Learning to meditate

“Mindfulness is moment-to-moment non-judgmental awareness. It is cultivated by purposefully paying attention to things we ordinarily never give a moment’s thought to. It is a systematic approach to developing new kinds of agency, control, and wisdom in our lives, based on our inner capacity for paying attention and on the awareness, insight, and compassion that naturally arise from paying attention in specific ways.” – Jon Kabat-Zinn, Full Catastrophe Living

In Full Catastrophe Living, author Jon Kabat-Zinn explains that while stress may be an unavoidable feature of life, how to deal with it or not deal with it is ultimately our choice.
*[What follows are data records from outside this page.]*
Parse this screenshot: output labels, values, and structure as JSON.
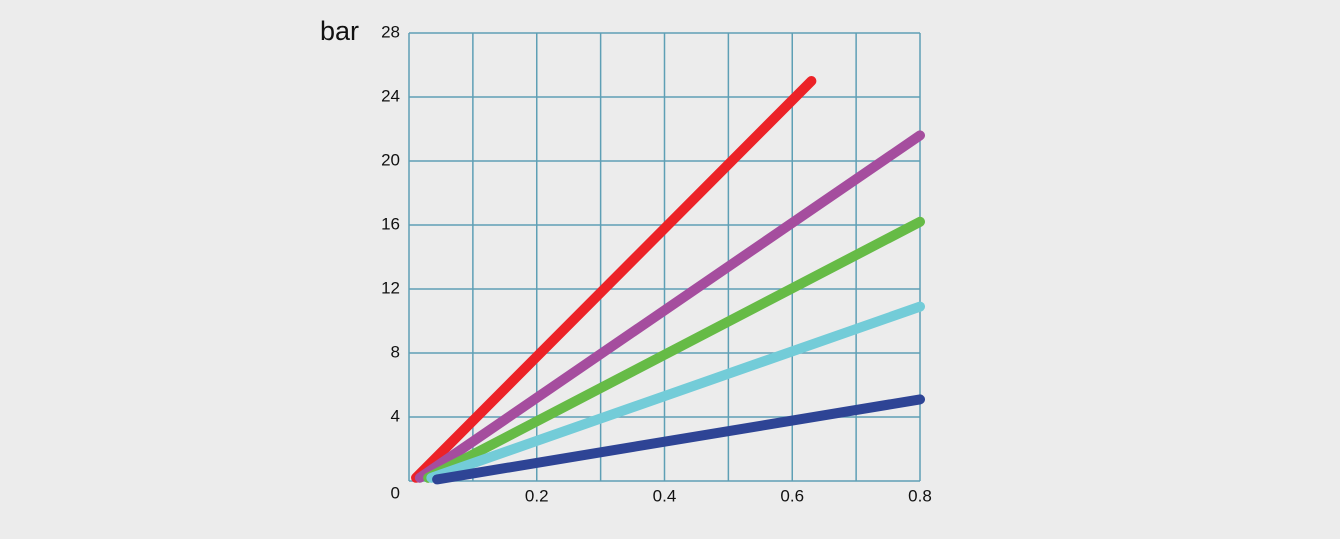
{
  "chart_data": {
    "type": "line",
    "y_label": "bar",
    "xlim": [
      0,
      0.8
    ],
    "xticks": [
      0.2,
      0.4,
      0.6,
      0.8
    ],
    "x_minor_ticks": [
      0.1,
      0.2,
      0.3,
      0.4,
      0.5,
      0.6,
      0.7,
      0.8
    ],
    "ylim": [
      0,
      28
    ],
    "yticks": [
      0,
      4,
      8,
      12,
      16,
      20,
      24,
      28
    ],
    "grid": true,
    "grid_color": "#5e9fb5",
    "series": [
      {
        "color": "#ec2227",
        "x": [
          0.011,
          0.63
        ],
        "values": [
          0.2,
          25
        ]
      },
      {
        "color": "#a54d9e",
        "x": [
          0.017,
          0.8
        ],
        "values": [
          0.2,
          21.6
        ]
      },
      {
        "color": "#66bb46",
        "x": [
          0.03,
          0.8
        ],
        "values": [
          0.2,
          16.2
        ]
      },
      {
        "color": "#73ccd8",
        "x": [
          0.035,
          0.8
        ],
        "values": [
          0.2,
          10.9
        ]
      },
      {
        "color": "#2e4495",
        "x": [
          0.044,
          0.8
        ],
        "values": [
          0.1,
          5.1
        ]
      }
    ]
  }
}
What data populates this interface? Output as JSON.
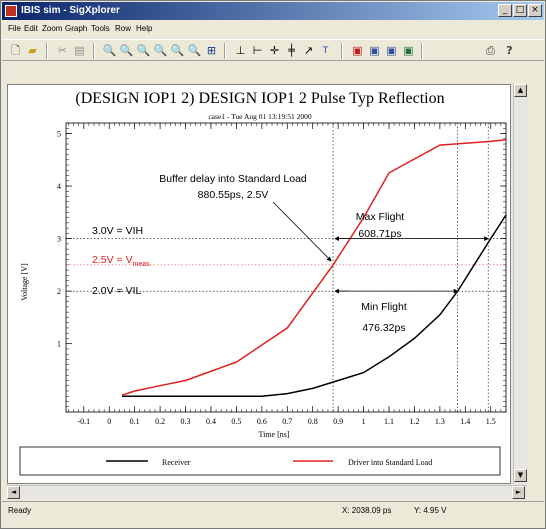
{
  "window": {
    "title": "IBIS sim - SigXplorer",
    "controls": {
      "minimize": "_",
      "maximize": "□",
      "close": "×"
    }
  },
  "menu": [
    "File",
    "Edit",
    "Zoom",
    "Graph",
    "Tools",
    "Row",
    "Help"
  ],
  "toolbar_icons": [
    "new-file-icon",
    "open-folder-icon",
    "cut-icon",
    "paste-icon",
    "zoom-in-icon",
    "zoom-out-icon",
    "zoom-fit-icon",
    "zoom-previous-icon",
    "zoom-next-icon",
    "zoom-area-icon",
    "zoom-all-icon",
    "vertical-marker-icon",
    "horizontal-marker-icon",
    "crosshair-icon",
    "cross-marker-icon",
    "slope-marker-icon",
    "text-annotation-icon",
    "waveform-view-icon",
    "eye-diagram-icon",
    "spectrum-view-icon",
    "table-view-icon",
    "print-icon",
    "help-icon"
  ],
  "chart_data": {
    "type": "line",
    "title": "(DESIGN IOP1 2) DESIGN IOP1 2 Pulse Typ Reflection",
    "subtitle": "case1 - Tue Aug 01 13:19:51 2000",
    "xlabel": "Time [ns]",
    "ylabel": "Voltage [V]",
    "xlim": [
      -0.17,
      1.56
    ],
    "ylim": [
      -0.3,
      5.2
    ],
    "x_ticks": [
      "-0.1",
      "0",
      "0.1",
      "0.2",
      "0.3",
      "0.4",
      "0.5",
      "0.6",
      "0.7",
      "0.8",
      "0.9",
      "1",
      "1.1",
      "1.2",
      "1.3",
      "1.4",
      "1.5"
    ],
    "y_ticks": [
      "1",
      "2",
      "3",
      "4",
      "5"
    ],
    "grid": false,
    "legend_position": "bottom",
    "series": [
      {
        "name": "Receiver",
        "color": "#000000",
        "x": [
          0.05,
          0.6,
          0.7,
          0.8,
          0.9,
          1.0,
          1.1,
          1.2,
          1.3,
          1.37,
          1.5,
          1.56
        ],
        "y": [
          0,
          0,
          0.05,
          0.15,
          0.3,
          0.45,
          0.75,
          1.1,
          1.55,
          2.0,
          3.0,
          3.45
        ]
      },
      {
        "name": "Driver into Standard Load",
        "color": "#e02020",
        "x": [
          0.05,
          0.1,
          0.2,
          0.3,
          0.5,
          0.7,
          0.88,
          1.0,
          1.1,
          1.3,
          1.5,
          1.56
        ],
        "y": [
          0.02,
          0.1,
          0.2,
          0.3,
          0.65,
          1.3,
          2.5,
          3.4,
          4.25,
          4.78,
          4.85,
          4.88
        ]
      }
    ],
    "reference_lines": [
      {
        "label_text": "3.0V = VIH",
        "value": 3.0,
        "color": "#000000"
      },
      {
        "label_text": "2.5V = V",
        "label_sub": "meas",
        "value": 2.5,
        "color": "#e02020"
      },
      {
        "label_text": "2.0V = VIL",
        "value": 2.0,
        "color": "#000000"
      }
    ],
    "vertical_markers": [
      0.88,
      1.37,
      1.49
    ],
    "annotations": {
      "buffer_delay": {
        "line1": "Buffer delay into Standard Load",
        "line2": "880.55ps, 2.5V",
        "x": 0.88,
        "y": 2.5
      },
      "max_flight": {
        "line1": "Max Flight",
        "line2": "608.71ps",
        "x_start": 0.88,
        "x_end": 1.49,
        "y": 3.0
      },
      "min_flight": {
        "line1": "Min Flight",
        "line2": "476.32ps",
        "x_start": 0.88,
        "x_end": 1.37,
        "y": 2.0
      }
    }
  },
  "status": {
    "left": "Ready",
    "x_readout": "X: 2038.09 ps",
    "y_readout": "Y: 4.95 V"
  }
}
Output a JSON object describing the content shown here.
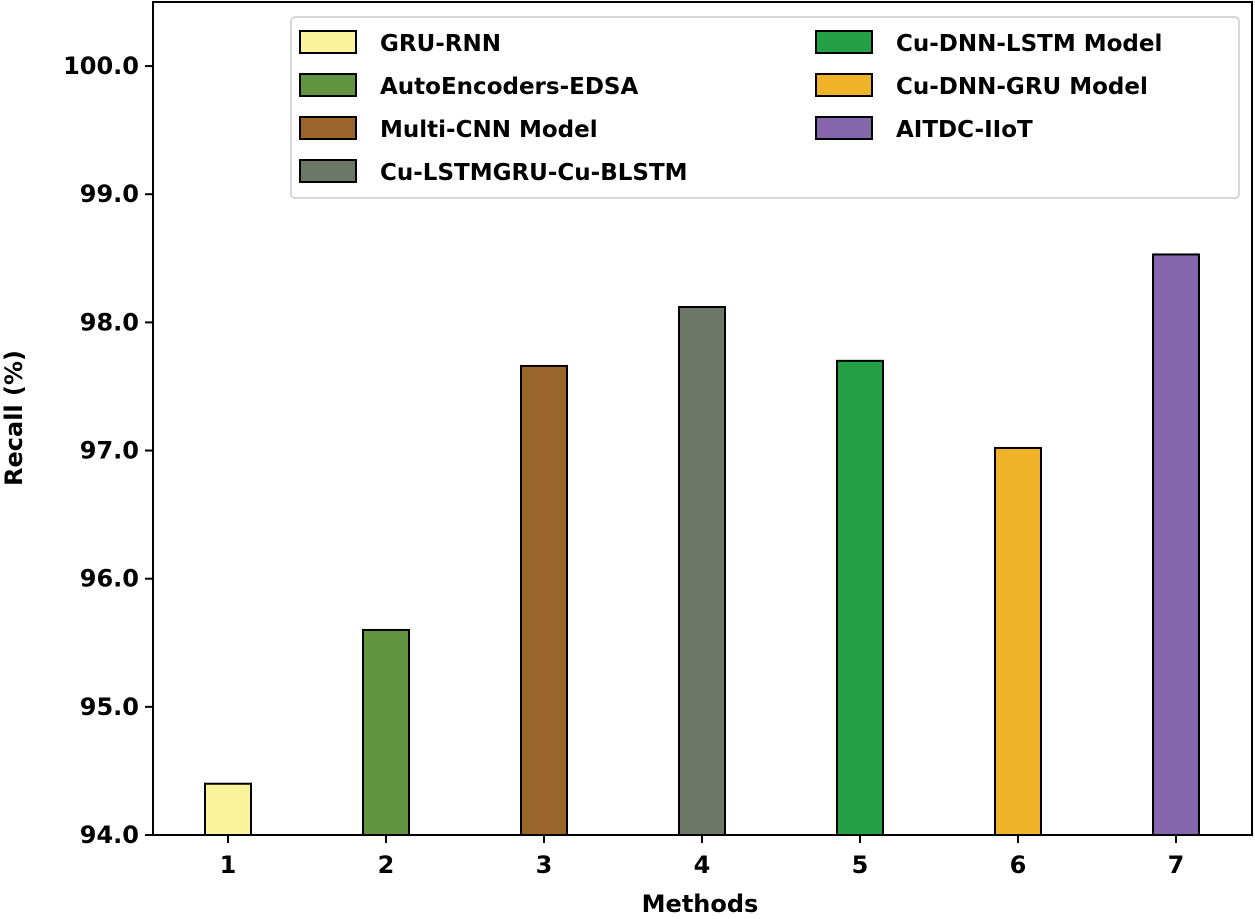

For example, the trauma I experienced growing up was hardcoded into the behavioral circuitry of my brain. I found that later conflicts would invariably trigger them.

The resulting fight-or-flight response was often destructive to my relationships.

It was possible however to reprogram my brain to judge and react to every stimulus. This is the essence of self-awareness.

By practicing exercises like diaphragmatic breathing and meditation, we can learn to be present with our experience. Through mindfulness, we can learn to be aware of our feelings, rather than controlled by them.

Improving emotional intelligence

“People with well-developed emotional skills are also more likely to be content and effective in their lives, mastering the habits of mind that foster their own productivity; people who cannot marshal some control over their emotional life fight inner battles that sabotage their ability for focused work and clear thought.”
– Daniel Goleman, Emotional Intelligence

The skills described above – self-awareness (knowing one’s own emotions) and self-compassion (managing those emotions), as well as self-motivation, empathy, and relationship management – are all critical to what Daniel Goleman calls “emotional intelligence”.

Emotional intelligence is a meta-ability that governs how successful we are in all aspects of our lives, from relationships to our wellbeing, to personal effectiveness and productivity.

My discovery of Daniel Goleman’s seminal work served in this sense as a catalyst for confronting my own trauma and seeking a fresh perspective on my struggles.

I accomplished this with the help of therapy, reading self-help and psychology books, opening up dialogues with others, and yes, undertaking meditation.

While some sections and theoretical discussions may not be relevant to all readers, Emotional Intelligence is an essential read for all gay men on the path of self-improvement.